Dezaktywacja punktu kontrolnego
Inaktywacja zarówno Wee1, jak i Cdc25 znosi punkt kontrolny uszkodzenia DNA G2-M. Brak Wee1 lub usunięcie miejsca tyrozyny-15 usuwa negatywną regulację aktywności Cdc2 i powoduje, że komórki wchodzą w mitozę bez zakończenia naprawy, co skutecznie znosi punkt kontrolny G2-M. Brak Cdc25 zatrzymuje komórki w G2, ale nadal umożliwia aktywację punktu kontrolnego G2-M, co sugeruje, że zarówno aktywacja Wee1, jak i dezaktywacja Cdc25 są ważnymi krokami regulacyjnymi w punkcie kontrolnym.
Inaktywacja Chk1 jest wystarczająca, aby przekroczyć punkt kontrolny i promować wejście w mitozę, niezależnie od tego, czy uszkodzenie DNA zostanie naprawione.
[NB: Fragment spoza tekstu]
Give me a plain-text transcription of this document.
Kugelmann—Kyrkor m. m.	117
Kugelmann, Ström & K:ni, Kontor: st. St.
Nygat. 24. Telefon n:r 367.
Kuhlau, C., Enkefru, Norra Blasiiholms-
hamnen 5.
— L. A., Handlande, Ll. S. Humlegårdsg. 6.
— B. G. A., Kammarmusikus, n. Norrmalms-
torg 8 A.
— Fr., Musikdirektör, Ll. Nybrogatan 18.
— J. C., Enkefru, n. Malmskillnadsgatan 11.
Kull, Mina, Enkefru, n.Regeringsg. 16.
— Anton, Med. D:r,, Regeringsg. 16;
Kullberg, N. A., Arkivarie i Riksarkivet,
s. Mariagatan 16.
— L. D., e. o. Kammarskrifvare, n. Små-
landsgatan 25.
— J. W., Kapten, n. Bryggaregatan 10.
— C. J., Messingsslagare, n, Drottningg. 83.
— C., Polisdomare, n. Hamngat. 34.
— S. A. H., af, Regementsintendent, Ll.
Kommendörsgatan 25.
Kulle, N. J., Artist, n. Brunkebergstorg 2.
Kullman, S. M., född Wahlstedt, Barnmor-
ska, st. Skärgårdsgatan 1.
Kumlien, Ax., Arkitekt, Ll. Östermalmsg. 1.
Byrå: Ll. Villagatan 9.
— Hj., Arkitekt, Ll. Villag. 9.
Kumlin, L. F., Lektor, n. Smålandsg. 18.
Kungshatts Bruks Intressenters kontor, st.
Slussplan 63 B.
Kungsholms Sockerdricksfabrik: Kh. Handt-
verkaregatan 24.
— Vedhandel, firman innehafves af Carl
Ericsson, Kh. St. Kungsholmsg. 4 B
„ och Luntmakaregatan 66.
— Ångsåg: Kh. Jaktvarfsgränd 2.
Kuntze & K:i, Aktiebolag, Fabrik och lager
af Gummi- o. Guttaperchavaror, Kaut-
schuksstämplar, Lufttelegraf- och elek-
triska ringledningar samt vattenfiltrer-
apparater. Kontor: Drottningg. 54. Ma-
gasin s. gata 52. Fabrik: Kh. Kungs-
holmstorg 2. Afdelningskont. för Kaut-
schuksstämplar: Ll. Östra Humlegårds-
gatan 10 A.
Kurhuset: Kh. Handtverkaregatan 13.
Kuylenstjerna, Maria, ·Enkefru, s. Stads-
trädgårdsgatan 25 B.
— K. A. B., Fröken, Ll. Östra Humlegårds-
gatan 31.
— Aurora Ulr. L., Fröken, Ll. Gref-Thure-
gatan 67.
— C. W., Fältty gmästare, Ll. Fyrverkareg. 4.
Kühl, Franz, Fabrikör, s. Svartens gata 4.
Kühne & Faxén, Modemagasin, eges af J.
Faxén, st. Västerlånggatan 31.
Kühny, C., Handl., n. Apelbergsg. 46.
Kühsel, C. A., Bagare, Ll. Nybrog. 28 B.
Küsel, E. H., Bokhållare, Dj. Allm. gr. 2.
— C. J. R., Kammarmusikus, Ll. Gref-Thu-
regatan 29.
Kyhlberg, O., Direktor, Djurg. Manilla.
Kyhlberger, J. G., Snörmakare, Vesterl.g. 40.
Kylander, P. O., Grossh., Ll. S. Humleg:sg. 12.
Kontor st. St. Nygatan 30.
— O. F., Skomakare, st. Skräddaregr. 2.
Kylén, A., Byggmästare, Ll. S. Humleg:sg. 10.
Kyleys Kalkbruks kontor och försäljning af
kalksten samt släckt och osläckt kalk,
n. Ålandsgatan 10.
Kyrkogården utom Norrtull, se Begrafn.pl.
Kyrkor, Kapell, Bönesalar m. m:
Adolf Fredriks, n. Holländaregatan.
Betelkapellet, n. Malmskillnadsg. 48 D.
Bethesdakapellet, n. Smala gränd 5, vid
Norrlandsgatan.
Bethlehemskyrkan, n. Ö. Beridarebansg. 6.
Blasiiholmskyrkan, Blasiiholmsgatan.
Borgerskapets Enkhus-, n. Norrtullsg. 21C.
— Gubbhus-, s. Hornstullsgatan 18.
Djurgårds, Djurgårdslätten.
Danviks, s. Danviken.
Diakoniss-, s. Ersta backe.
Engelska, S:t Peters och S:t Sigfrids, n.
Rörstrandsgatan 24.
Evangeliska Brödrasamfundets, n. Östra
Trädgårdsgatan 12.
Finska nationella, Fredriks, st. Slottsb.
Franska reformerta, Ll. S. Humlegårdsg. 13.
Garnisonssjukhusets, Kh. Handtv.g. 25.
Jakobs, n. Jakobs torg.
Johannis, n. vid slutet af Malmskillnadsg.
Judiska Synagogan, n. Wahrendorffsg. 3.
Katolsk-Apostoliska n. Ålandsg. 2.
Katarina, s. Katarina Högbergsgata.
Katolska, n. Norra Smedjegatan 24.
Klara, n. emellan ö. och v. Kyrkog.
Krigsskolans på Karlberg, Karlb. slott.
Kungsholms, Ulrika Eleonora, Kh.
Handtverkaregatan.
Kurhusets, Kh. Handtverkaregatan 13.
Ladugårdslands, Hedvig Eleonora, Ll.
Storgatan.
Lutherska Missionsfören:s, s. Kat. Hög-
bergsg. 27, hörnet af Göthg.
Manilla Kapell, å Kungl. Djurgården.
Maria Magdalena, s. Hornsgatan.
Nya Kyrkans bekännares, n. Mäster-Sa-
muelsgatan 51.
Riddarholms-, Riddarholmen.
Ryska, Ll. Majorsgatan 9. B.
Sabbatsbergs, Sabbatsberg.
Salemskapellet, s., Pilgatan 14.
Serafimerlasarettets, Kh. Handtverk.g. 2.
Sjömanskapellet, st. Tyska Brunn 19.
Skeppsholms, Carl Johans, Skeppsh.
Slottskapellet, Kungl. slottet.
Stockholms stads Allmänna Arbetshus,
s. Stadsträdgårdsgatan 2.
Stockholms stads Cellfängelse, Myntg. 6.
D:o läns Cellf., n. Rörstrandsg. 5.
Jednak wciąż niewiele wiadomo na temat dokładnego mechanizmu dotyczącego terminacji punktów kontrolnych z możliwymi mechanizmami, w tym fosfatazami białkowymi odwracającymi aktywujące fosforylacje, ukierunkowaną degradacją ubikwityny białek aktywujących i antagonistami punktów kontrolnych promującymi mitozę poprzez niezależne szlaki.
Rak
Stwierdzono, że wiele regulatorów cyklu komórkowego, takich jak Cdks, cykliny i p53, ma nieprawidłową ekspresję w raku. Mówiąc dokładniej, biorą udział w przejściu G2/M poprzez lokalizację w centrosomie, co prowadzi do badań nad manipulowaniem takimi białkami w celu poprawy wrażliwości raka na promieniowanie i chemioterapię. Chk1 ma ważne implikacje w ukierunkowaniu leków na raka, ponieważ jego funkcja działa w odpowiedzi na uszkodzenie DNA. Cytotoksyczne skutki chemioterapii są obecnie badane w zakresie modulacji przejścia G2/M, zarówno w odniesieniu do zniesienia punktu kontrolnego, jak i zatrzymania punktu kontrolnego. Wiele terapii koncentruje się na inaktywacji punktu kontrolnego, aby zmusić komórki z nadmiernym uszkodzeniem DNA do przejścia przez mitozę i wywołania śmierci komórki.